When football came back, I believed that a trip to the White House would be difficult. I was against the idea of a mid-season trip, as I’d prefer my team to be focused on the season and games at hand and not looking backwards. I also thought it would be unfair to any players who were on the championship team but not on the current roster. Little did I know this would be the issue.
The Packers announced today that they have accepted the invitation to the White House for August 12th and only current members of the team are invited. That means no Nick Barnett, no Cullen Jenkins and no to a handful of others who helped this team bring the Lombardi Trophy home.
Its logistics, really. The Packers are scheduling this trip around their timeline, not other teams’. Do they call up all the other players, who are spread out on other teams or still at home waiting for a call and work around numerous schedules? Do they invite the former players but not include the rookies or un-drafted free agents who have recently signed? Do those new guys make the trip but sit in the hotel while the other ones go off to meet the President?
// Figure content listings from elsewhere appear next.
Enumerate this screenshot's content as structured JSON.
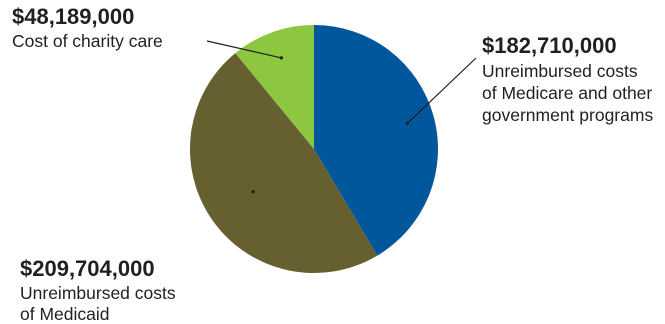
{
  "chart_data": {
    "type": "pie",
    "slices": [
      {
        "value": 182710000,
        "value_label": "$182,710,000",
        "description": [
          "Unreimbursed costs",
          "of Medicare and other",
          "government programs"
        ],
        "color": "#00579b"
      },
      {
        "value": 209704000,
        "value_label": "$209,704,000",
        "description": [
          "Unreimbursed costs",
          "of Medicaid"
        ],
        "color": "#666030"
      },
      {
        "value": 48189000,
        "value_label": "$48,189,000",
        "description": [
          "Cost of charity care"
        ],
        "color": "#8dc63f"
      }
    ]
  }
}
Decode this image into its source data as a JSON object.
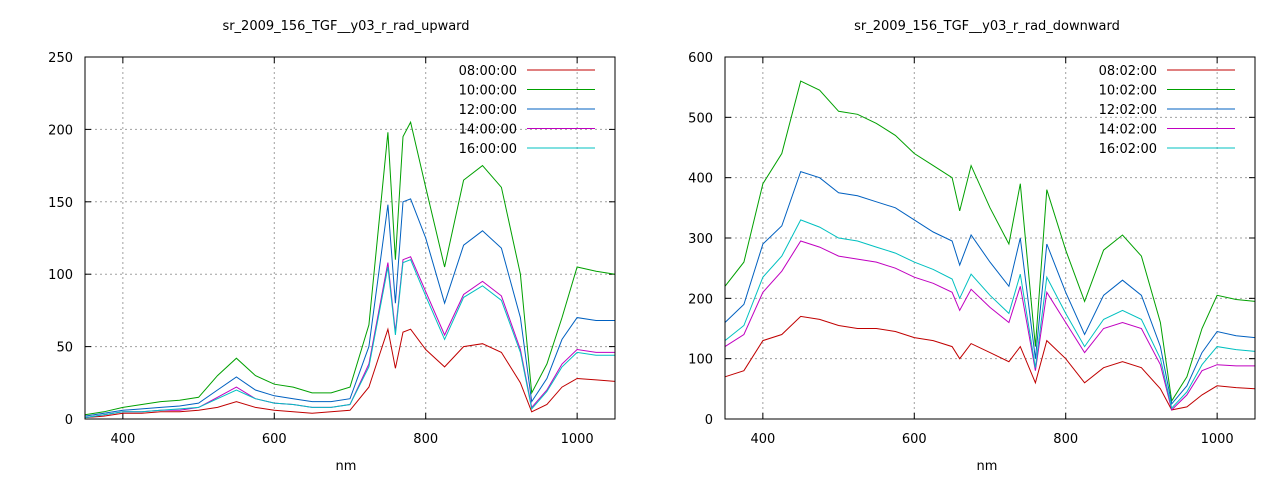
{
  "chart_data": [
    {
      "type": "line",
      "title": "sr_2009_156_TGF__y03_r_rad_upward",
      "xlabel": "nm",
      "ylabel": "",
      "xlim": [
        350,
        1050
      ],
      "ylim": [
        0,
        250
      ],
      "xticks": [
        400,
        600,
        800,
        1000
      ],
      "yticks": [
        0,
        50,
        100,
        150,
        200,
        250
      ],
      "grid": true,
      "legend_position": "top-right",
      "x": [
        350,
        375,
        400,
        425,
        450,
        475,
        500,
        525,
        550,
        575,
        600,
        625,
        650,
        675,
        700,
        725,
        750,
        760,
        770,
        780,
        800,
        825,
        850,
        875,
        900,
        925,
        940,
        960,
        980,
        1000,
        1025,
        1050
      ],
      "series": [
        {
          "name": "08:00:00",
          "color": "#c00000",
          "values": [
            1,
            2,
            4,
            4,
            5,
            5,
            6,
            8,
            12,
            8,
            6,
            5,
            4,
            5,
            6,
            22,
            62,
            35,
            60,
            62,
            48,
            36,
            50,
            52,
            46,
            25,
            5,
            10,
            22,
            28,
            27,
            26
          ]
        },
        {
          "name": "10:00:00",
          "color": "#00a000",
          "values": [
            3,
            5,
            8,
            10,
            12,
            13,
            15,
            30,
            42,
            30,
            24,
            22,
            18,
            18,
            22,
            65,
            198,
            110,
            195,
            205,
            160,
            105,
            165,
            175,
            160,
            100,
            18,
            38,
            70,
            105,
            102,
            100
          ]
        },
        {
          "name": "12:00:00",
          "color": "#0060c0",
          "values": [
            2,
            4,
            6,
            7,
            8,
            9,
            11,
            20,
            29,
            20,
            16,
            14,
            12,
            12,
            14,
            50,
            148,
            80,
            150,
            152,
            125,
            80,
            120,
            130,
            118,
            70,
            12,
            28,
            55,
            70,
            68,
            68
          ]
        },
        {
          "name": "14:00:00",
          "color": "#c000c0",
          "values": [
            1,
            3,
            5,
            5,
            6,
            6,
            8,
            15,
            22,
            14,
            11,
            10,
            8,
            8,
            10,
            38,
            108,
            60,
            110,
            112,
            88,
            58,
            86,
            95,
            85,
            48,
            8,
            20,
            38,
            48,
            46,
            46
          ]
        },
        {
          "name": "16:00:00",
          "color": "#00c0c0",
          "values": [
            1,
            3,
            5,
            5,
            6,
            7,
            8,
            14,
            20,
            14,
            11,
            10,
            8,
            8,
            10,
            36,
            105,
            58,
            108,
            110,
            85,
            55,
            84,
            92,
            82,
            46,
            7,
            19,
            36,
            46,
            44,
            44
          ]
        }
      ]
    },
    {
      "type": "line",
      "title": "sr_2009_156_TGF__y03_r_rad_downward",
      "xlabel": "nm",
      "ylabel": "",
      "xlim": [
        350,
        1050
      ],
      "ylim": [
        0,
        600
      ],
      "xticks": [
        400,
        600,
        800,
        1000
      ],
      "yticks": [
        0,
        100,
        200,
        300,
        400,
        500,
        600
      ],
      "grid": true,
      "legend_position": "top-right",
      "x": [
        350,
        375,
        400,
        425,
        450,
        475,
        500,
        525,
        550,
        575,
        600,
        625,
        650,
        660,
        675,
        700,
        725,
        740,
        760,
        775,
        800,
        825,
        850,
        875,
        900,
        925,
        940,
        960,
        980,
        1000,
        1025,
        1050
      ],
      "series": [
        {
          "name": "08:02:00",
          "color": "#c00000",
          "values": [
            70,
            80,
            130,
            140,
            170,
            165,
            155,
            150,
            150,
            145,
            135,
            130,
            120,
            100,
            125,
            110,
            95,
            120,
            60,
            130,
            100,
            60,
            85,
            95,
            85,
            50,
            15,
            20,
            40,
            55,
            52,
            50
          ]
        },
        {
          "name": "10:02:00",
          "color": "#00a000",
          "values": [
            220,
            260,
            390,
            440,
            560,
            545,
            510,
            505,
            490,
            470,
            440,
            420,
            400,
            345,
            420,
            350,
            290,
            390,
            120,
            380,
            280,
            195,
            280,
            305,
            270,
            160,
            30,
            70,
            150,
            205,
            198,
            195
          ]
        },
        {
          "name": "12:02:00",
          "color": "#0060c0",
          "values": [
            160,
            190,
            290,
            320,
            410,
            400,
            375,
            370,
            360,
            350,
            330,
            310,
            295,
            255,
            305,
            260,
            220,
            300,
            100,
            290,
            210,
            140,
            205,
            230,
            205,
            120,
            25,
            55,
            110,
            145,
            138,
            135
          ]
        },
        {
          "name": "14:02:00",
          "color": "#c000c0",
          "values": [
            120,
            140,
            210,
            245,
            295,
            285,
            270,
            265,
            260,
            250,
            235,
            225,
            210,
            180,
            215,
            185,
            160,
            220,
            80,
            210,
            160,
            110,
            150,
            160,
            150,
            90,
            15,
            40,
            80,
            90,
            88,
            88
          ]
        },
        {
          "name": "16:02:00",
          "color": "#00c0c0",
          "values": [
            130,
            155,
            235,
            270,
            330,
            318,
            300,
            295,
            285,
            275,
            260,
            248,
            232,
            200,
            240,
            205,
            175,
            240,
            85,
            235,
            175,
            120,
            165,
            180,
            165,
            100,
            18,
            45,
            90,
            120,
            115,
            112
          ]
        }
      ]
    }
  ]
}
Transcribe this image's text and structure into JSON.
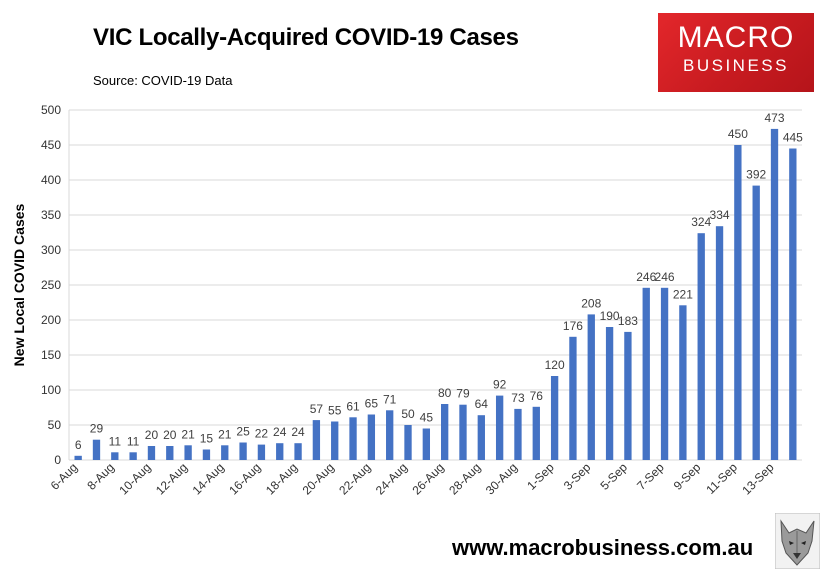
{
  "header": {
    "title": "VIC Locally-Acquired COVID-19 Cases",
    "source": "Source: COVID-19 Data"
  },
  "logo": {
    "line1": "MACRO",
    "line2": "BUSINESS",
    "color": "#d4202a"
  },
  "footer": {
    "website": "www.macrobusiness.com.au",
    "logo_icon": "wolf-head-icon"
  },
  "chart_data": {
    "type": "bar",
    "title": "VIC Locally-Acquired COVID-19 Cases",
    "ylabel": "New Local COVID Cases",
    "xlabel": "",
    "ylim": [
      0,
      500
    ],
    "yticks": [
      0,
      50,
      100,
      150,
      200,
      250,
      300,
      350,
      400,
      450,
      500
    ],
    "grid": true,
    "bar_color": "#4472c4",
    "categories": [
      "6-Aug",
      "7-Aug",
      "8-Aug",
      "9-Aug",
      "10-Aug",
      "11-Aug",
      "12-Aug",
      "13-Aug",
      "14-Aug",
      "15-Aug",
      "16-Aug",
      "17-Aug",
      "18-Aug",
      "19-Aug",
      "20-Aug",
      "21-Aug",
      "22-Aug",
      "23-Aug",
      "24-Aug",
      "25-Aug",
      "26-Aug",
      "27-Aug",
      "28-Aug",
      "29-Aug",
      "30-Aug",
      "31-Aug",
      "1-Sep",
      "2-Sep",
      "3-Sep",
      "4-Sep",
      "5-Sep",
      "6-Sep",
      "7-Sep",
      "8-Sep",
      "9-Sep",
      "10-Sep",
      "11-Sep",
      "12-Sep",
      "13-Sep",
      "14-Sep"
    ],
    "tick_labels": [
      "6-Aug",
      "8-Aug",
      "10-Aug",
      "12-Aug",
      "14-Aug",
      "16-Aug",
      "18-Aug",
      "20-Aug",
      "22-Aug",
      "24-Aug",
      "26-Aug",
      "28-Aug",
      "30-Aug",
      "1-Sep",
      "3-Sep",
      "5-Sep",
      "7-Sep",
      "9-Sep",
      "11-Sep",
      "13-Sep"
    ],
    "values": [
      6,
      29,
      11,
      11,
      20,
      20,
      21,
      15,
      21,
      25,
      22,
      24,
      24,
      57,
      55,
      61,
      65,
      71,
      50,
      45,
      80,
      79,
      64,
      92,
      73,
      76,
      120,
      176,
      208,
      190,
      183,
      246,
      246,
      221,
      324,
      334,
      450,
      392,
      473,
      445
    ]
  }
}
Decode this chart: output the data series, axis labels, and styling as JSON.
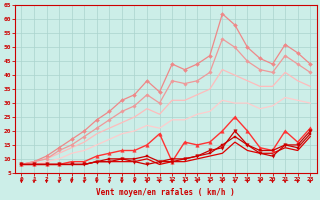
{
  "xlabel": "Vent moyen/en rafales ( km/h )",
  "background_color": "#cceee8",
  "grid_color": "#aad4ce",
  "x_values": [
    0,
    1,
    2,
    3,
    4,
    5,
    6,
    7,
    8,
    9,
    10,
    11,
    12,
    13,
    14,
    15,
    16,
    17,
    18,
    19,
    20,
    21,
    22,
    23
  ],
  "ylim": [
    5,
    65
  ],
  "yticks": [
    5,
    10,
    15,
    20,
    25,
    30,
    35,
    40,
    45,
    50,
    55,
    60,
    65
  ],
  "series": [
    {
      "color": "#ee8888",
      "linewidth": 0.9,
      "marker": "D",
      "markersize": 2.0,
      "values": [
        8,
        9,
        11,
        14,
        17,
        20,
        24,
        27,
        31,
        33,
        38,
        34,
        44,
        42,
        44,
        47,
        62,
        58,
        50,
        46,
        44,
        51,
        48,
        44
      ]
    },
    {
      "color": "#ee9999",
      "linewidth": 0.9,
      "marker": "D",
      "markersize": 1.8,
      "values": [
        8,
        9,
        10,
        13,
        15,
        18,
        21,
        24,
        27,
        29,
        33,
        30,
        38,
        37,
        38,
        41,
        53,
        50,
        45,
        42,
        41,
        47,
        44,
        41
      ]
    },
    {
      "color": "#ffbbbb",
      "linewidth": 0.9,
      "marker": null,
      "markersize": 0,
      "values": [
        8,
        9,
        10,
        12,
        14,
        16,
        19,
        21,
        23,
        25,
        28,
        26,
        31,
        31,
        33,
        35,
        42,
        40,
        38,
        36,
        36,
        41,
        38,
        36
      ]
    },
    {
      "color": "#ffcccc",
      "linewidth": 0.9,
      "marker": null,
      "markersize": 0,
      "values": [
        8,
        8,
        9,
        10,
        12,
        13,
        15,
        17,
        19,
        20,
        22,
        21,
        24,
        24,
        26,
        27,
        31,
        30,
        30,
        28,
        29,
        32,
        31,
        30
      ]
    },
    {
      "color": "#ff3333",
      "linewidth": 1.0,
      "marker": "^",
      "markersize": 2.5,
      "values": [
        8,
        8,
        8,
        8,
        9,
        9,
        11,
        12,
        13,
        13,
        15,
        19,
        9,
        16,
        15,
        16,
        20,
        25,
        20,
        14,
        13,
        20,
        16,
        21
      ]
    },
    {
      "color": "#cc0000",
      "linewidth": 0.9,
      "marker": "v",
      "markersize": 2.5,
      "values": [
        8,
        8,
        8,
        8,
        8,
        8,
        9,
        9,
        10,
        9,
        8,
        9,
        9,
        10,
        11,
        13,
        14,
        20,
        15,
        12,
        11,
        15,
        15,
        20
      ]
    },
    {
      "color": "#cc0000",
      "linewidth": 0.9,
      "marker": "s",
      "markersize": 2.0,
      "values": [
        8,
        8,
        8,
        8,
        8,
        8,
        9,
        10,
        10,
        10,
        11,
        9,
        10,
        10,
        11,
        12,
        15,
        18,
        15,
        13,
        13,
        15,
        14,
        19
      ]
    },
    {
      "color": "#dd0000",
      "linewidth": 0.9,
      "marker": null,
      "markersize": 0,
      "values": [
        8,
        8,
        8,
        8,
        8,
        8,
        9,
        9,
        9,
        9,
        10,
        8,
        9,
        9,
        10,
        11,
        12,
        16,
        13,
        12,
        12,
        14,
        13,
        18
      ]
    }
  ],
  "tick_color": "#cc0000",
  "label_color": "#cc0000",
  "axis_color": "#cc0000",
  "arrow_color": "#cc0000"
}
It still sat wrong with me though, that Brandon Jackson and others who were crucial to my favorite team winning the Super Bowl won’t get to finish the “White House on 3” dream. I tried to remember back to the last Packers White House visit. All I could remember from it was that McMahon wore his Bears jersey and that Chewy wouldn’t shake Clinton’s hand. For some reason I felt confident that besides those two issues, the last White House visit went off without a hitch. I was, however, 14 at the time and not fully trusting my memory, so I did a little digging.
It doesn’t happen often, but I was wrong. Apparently the May 1997 trip was eerily similar. Andre Rison, Chris Jacke and Super Bowl MVP, Desmond Howard were not invited to meet Clinton. An article from The Wisconsin State Journal says that Jacke found out that he wasn’t invited when he called the Packers to arrange travel plans and “was told he wasn’t welcome.” At that time Jacke was an unrestricted free agent and had yet to sign with a different team.
But here’s where the stories veer off the same path. Seeing as that off season was normal and free of lock out drama, the White House visit wasn’t the last team organized celebration and after fan criticism of the move, The Packers invited the entire team, including Howard who was signed with the Raiders at the time, to the ring ceremony. Bob Harlan said, “The fans voiced their displeasure with our previous decision, and we listened.”
Honestly, after an offseason where all we really had was drama, I don’t care who goes and who doesn’t go to the White House. Sure, I would like everyone who earned the victory to get to celebrate, but we’re back in football mode, its time to defend. I’d like to think that if this visit had happened in May that the entire roster would have been invited; Although, Josh Bell’s absence from the ring ceremony might prove me wrong in my hope, but I will keep it anyways.
So, I’ve come to the conclusion that there is no way to do this visit without stepping on someone’s toes and I’m not going to worry about it. Instead I’m going to worry about ILB depth. That seems a tad more pressing right now.